Suri, 50, lives in South Sumengko. Her next door neighbors are plastic waste pickers, and that afternoon, a pile of plastic was burning next to the road in front of their house.

Suri says her headaches are getting worse, and it’s getting harder to breathe. Her skin is breaking out in itchy rashes. In the last year, she’s been to the hospital three times. “I just couldn’t take it anymore,” Suri said. The first time the doctors thought she was suffering a heart attack. They did a cardiogram, but the results came back fine, “but I could not breathe,” she said. They put her on an oxygen tank and let her breathe through a nebulizer. For the first time in months, she said, she felt comfort.

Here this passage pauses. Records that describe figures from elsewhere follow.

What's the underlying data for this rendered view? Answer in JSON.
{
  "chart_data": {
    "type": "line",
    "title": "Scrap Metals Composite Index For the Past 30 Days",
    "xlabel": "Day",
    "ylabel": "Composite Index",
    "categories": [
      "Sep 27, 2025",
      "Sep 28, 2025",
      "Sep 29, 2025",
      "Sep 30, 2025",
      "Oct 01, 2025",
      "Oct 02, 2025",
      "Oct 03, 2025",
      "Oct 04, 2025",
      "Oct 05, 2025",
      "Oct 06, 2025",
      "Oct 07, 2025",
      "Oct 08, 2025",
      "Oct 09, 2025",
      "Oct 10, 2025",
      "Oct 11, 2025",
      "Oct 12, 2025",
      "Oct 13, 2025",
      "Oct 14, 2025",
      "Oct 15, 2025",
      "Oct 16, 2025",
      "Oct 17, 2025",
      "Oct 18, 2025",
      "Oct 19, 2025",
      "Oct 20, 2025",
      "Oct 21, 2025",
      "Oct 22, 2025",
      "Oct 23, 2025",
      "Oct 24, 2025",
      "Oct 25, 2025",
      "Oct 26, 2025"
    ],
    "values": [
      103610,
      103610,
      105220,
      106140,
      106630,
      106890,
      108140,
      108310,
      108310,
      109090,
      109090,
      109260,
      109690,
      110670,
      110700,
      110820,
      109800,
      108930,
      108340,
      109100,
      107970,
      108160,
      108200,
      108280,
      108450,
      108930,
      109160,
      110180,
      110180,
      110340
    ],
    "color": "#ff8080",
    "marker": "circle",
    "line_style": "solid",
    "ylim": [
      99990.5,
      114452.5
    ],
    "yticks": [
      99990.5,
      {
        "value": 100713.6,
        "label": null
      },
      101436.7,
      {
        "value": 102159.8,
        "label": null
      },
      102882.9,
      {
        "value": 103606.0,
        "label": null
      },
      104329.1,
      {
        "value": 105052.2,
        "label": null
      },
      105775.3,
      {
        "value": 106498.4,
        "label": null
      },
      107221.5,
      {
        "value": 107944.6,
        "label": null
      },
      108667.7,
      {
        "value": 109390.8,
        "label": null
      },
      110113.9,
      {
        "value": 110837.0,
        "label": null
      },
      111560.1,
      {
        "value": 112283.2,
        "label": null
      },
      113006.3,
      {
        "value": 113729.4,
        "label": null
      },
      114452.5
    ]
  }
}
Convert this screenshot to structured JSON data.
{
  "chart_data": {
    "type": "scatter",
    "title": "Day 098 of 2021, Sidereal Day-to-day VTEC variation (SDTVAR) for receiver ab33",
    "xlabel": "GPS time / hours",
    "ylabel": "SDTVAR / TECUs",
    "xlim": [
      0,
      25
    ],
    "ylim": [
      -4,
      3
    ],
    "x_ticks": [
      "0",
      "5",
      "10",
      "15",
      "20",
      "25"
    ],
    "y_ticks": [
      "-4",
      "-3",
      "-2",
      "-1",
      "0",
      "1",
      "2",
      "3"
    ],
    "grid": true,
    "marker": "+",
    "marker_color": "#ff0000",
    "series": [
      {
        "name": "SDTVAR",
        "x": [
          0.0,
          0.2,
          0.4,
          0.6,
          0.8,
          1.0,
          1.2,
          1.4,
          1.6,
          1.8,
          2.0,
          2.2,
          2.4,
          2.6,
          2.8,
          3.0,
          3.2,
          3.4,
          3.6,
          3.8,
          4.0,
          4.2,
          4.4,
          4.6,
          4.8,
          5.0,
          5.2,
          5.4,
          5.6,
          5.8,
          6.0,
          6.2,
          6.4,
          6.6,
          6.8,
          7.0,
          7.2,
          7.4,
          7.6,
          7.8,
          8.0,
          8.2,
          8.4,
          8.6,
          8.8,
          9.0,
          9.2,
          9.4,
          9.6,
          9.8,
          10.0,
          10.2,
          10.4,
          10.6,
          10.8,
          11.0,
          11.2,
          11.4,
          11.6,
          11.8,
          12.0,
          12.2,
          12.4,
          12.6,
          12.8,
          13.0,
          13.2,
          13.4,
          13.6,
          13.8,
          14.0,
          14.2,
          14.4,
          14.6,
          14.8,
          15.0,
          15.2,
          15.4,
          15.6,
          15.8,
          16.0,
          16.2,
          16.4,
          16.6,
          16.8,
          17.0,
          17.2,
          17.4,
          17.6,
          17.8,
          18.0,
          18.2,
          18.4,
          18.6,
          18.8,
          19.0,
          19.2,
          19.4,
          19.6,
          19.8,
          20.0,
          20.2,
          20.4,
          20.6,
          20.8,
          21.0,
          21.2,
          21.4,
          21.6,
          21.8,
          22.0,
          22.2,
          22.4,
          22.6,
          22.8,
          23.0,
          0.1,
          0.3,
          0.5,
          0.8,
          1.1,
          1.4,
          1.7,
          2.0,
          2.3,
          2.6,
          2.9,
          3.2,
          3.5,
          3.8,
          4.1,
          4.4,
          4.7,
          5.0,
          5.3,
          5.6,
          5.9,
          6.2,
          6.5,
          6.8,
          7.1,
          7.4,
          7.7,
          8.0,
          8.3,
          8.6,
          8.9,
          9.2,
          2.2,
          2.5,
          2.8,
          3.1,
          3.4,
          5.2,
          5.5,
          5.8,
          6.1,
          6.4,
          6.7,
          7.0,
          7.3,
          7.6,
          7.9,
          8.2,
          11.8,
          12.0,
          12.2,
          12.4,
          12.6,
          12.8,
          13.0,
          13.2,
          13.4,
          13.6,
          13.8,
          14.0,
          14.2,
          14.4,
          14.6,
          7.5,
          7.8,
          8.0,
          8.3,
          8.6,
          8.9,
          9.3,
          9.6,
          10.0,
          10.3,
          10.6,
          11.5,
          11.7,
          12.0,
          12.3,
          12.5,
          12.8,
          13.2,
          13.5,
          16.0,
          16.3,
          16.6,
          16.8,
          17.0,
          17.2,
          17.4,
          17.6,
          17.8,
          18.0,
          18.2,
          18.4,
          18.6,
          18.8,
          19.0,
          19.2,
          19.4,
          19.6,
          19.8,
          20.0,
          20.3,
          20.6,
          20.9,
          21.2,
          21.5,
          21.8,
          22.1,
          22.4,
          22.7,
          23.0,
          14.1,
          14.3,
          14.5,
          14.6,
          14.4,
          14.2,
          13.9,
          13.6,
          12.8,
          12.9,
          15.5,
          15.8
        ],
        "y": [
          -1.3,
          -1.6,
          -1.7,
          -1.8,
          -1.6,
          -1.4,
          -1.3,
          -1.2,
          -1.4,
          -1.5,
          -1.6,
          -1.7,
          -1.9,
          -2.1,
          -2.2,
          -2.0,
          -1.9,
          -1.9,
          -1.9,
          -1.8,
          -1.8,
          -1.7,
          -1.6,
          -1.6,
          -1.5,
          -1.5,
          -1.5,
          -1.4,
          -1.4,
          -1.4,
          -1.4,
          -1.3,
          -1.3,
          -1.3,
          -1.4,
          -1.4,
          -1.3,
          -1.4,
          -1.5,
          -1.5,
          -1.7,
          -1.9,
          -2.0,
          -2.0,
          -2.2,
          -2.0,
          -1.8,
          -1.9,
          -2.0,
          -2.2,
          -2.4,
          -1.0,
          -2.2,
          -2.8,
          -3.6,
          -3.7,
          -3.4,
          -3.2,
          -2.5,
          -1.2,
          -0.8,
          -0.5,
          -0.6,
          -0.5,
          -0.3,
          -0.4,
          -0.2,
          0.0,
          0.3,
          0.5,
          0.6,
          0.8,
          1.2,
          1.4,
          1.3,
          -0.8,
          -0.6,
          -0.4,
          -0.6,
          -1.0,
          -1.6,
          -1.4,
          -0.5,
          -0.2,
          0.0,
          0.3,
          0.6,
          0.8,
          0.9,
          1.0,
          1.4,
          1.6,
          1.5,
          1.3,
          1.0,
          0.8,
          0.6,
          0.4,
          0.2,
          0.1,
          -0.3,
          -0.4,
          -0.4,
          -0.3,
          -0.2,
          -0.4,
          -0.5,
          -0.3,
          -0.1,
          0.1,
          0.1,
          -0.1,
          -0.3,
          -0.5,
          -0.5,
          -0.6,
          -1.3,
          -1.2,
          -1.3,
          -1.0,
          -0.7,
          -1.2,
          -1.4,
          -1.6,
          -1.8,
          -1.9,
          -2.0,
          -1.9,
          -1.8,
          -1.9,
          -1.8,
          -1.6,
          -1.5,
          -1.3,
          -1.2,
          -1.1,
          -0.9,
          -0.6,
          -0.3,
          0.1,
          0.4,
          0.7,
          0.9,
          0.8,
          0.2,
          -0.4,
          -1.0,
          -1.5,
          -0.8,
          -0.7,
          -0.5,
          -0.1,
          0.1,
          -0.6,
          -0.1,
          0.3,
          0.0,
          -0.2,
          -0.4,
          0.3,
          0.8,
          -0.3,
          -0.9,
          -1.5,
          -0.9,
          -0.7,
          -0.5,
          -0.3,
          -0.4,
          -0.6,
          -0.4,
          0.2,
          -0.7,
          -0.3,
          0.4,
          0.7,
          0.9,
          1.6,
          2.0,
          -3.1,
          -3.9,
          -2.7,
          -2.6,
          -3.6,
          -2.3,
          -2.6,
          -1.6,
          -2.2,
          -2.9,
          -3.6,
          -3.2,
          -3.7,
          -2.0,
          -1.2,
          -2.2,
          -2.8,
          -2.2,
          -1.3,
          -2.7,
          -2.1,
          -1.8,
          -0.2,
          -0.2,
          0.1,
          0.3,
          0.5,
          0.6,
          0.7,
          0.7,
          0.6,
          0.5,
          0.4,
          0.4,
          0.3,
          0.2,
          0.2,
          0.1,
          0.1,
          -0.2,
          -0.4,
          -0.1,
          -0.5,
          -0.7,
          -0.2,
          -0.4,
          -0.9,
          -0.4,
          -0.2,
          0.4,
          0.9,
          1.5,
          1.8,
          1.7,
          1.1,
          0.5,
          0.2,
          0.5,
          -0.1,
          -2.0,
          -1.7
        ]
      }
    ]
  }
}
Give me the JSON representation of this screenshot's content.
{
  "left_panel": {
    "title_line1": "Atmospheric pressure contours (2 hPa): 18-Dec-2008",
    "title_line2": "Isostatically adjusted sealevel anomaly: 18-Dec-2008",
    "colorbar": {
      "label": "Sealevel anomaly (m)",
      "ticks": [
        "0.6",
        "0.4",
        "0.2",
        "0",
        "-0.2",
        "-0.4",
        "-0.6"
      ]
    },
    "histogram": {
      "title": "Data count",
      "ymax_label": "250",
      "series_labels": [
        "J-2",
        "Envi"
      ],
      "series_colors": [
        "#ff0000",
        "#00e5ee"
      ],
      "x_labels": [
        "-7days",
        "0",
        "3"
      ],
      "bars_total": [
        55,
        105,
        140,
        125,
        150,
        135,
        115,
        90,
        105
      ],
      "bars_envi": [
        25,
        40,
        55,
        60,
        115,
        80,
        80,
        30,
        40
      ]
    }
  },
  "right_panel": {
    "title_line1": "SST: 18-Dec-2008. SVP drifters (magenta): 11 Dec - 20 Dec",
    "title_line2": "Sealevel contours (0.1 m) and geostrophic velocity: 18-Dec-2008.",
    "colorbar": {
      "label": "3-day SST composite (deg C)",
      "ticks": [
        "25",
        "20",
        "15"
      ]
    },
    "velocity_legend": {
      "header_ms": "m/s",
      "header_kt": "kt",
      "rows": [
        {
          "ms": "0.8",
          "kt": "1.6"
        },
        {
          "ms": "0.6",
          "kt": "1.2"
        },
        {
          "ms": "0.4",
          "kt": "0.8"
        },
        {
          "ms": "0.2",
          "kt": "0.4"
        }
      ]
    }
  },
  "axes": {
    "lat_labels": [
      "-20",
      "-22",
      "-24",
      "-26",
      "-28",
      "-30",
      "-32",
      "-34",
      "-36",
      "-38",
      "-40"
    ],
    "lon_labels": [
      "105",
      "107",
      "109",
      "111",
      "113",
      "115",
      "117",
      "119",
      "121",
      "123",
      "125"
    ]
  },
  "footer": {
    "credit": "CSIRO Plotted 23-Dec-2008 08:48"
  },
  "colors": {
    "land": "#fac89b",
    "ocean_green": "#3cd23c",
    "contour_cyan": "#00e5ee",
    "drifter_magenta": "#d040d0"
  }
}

Suri said her health problems often have her thinking about her nephew. He was ten years old when he died suddenly four years ago. The doctors didn’t give an explanation, but Suri’s family think it might have been a tumor or cancer. Another relative died of a heart attack and respiratory problems. The air at the time they died was so dark and smoky, Suri said. She believes it was the burning trash that killed them.

“Please tell the United Nations,” he said. “I just want to be healthy, my people and my country.”

END OF THE LINE: PLASTIC FUEL

Sumengko isn’t the final stop for the plastic waste. Plastics that cannot be recycled because they are soiled, too expensive to recycle, or are simply non-recyclable, like potato chip bags, plastic food packaging, or bubble wrap are sent to East Java’s local tofu factories in Kelangan Teropodo.

At one of the tofu factories, clouds of steam engulf the laborers, who are draining soy milk in silken sheets, forming the tofu in rectangular wooden molds, or packing the stiff squares into plastic bags for sale.

In the back, candy wrappers litter the floor like dead leaves. Plastic trash, the kind sifted out by the waste pickers in Sumengko and Bangun, is shoveled into a makeshift metal furnace and burned as fuel. Smoke billowed from the chimney.

A worker stokes a boiler using imported plastic waste as fuel in a tofu factory, near Gresik, Surabaya, Indonesia on 22nd February, 2019.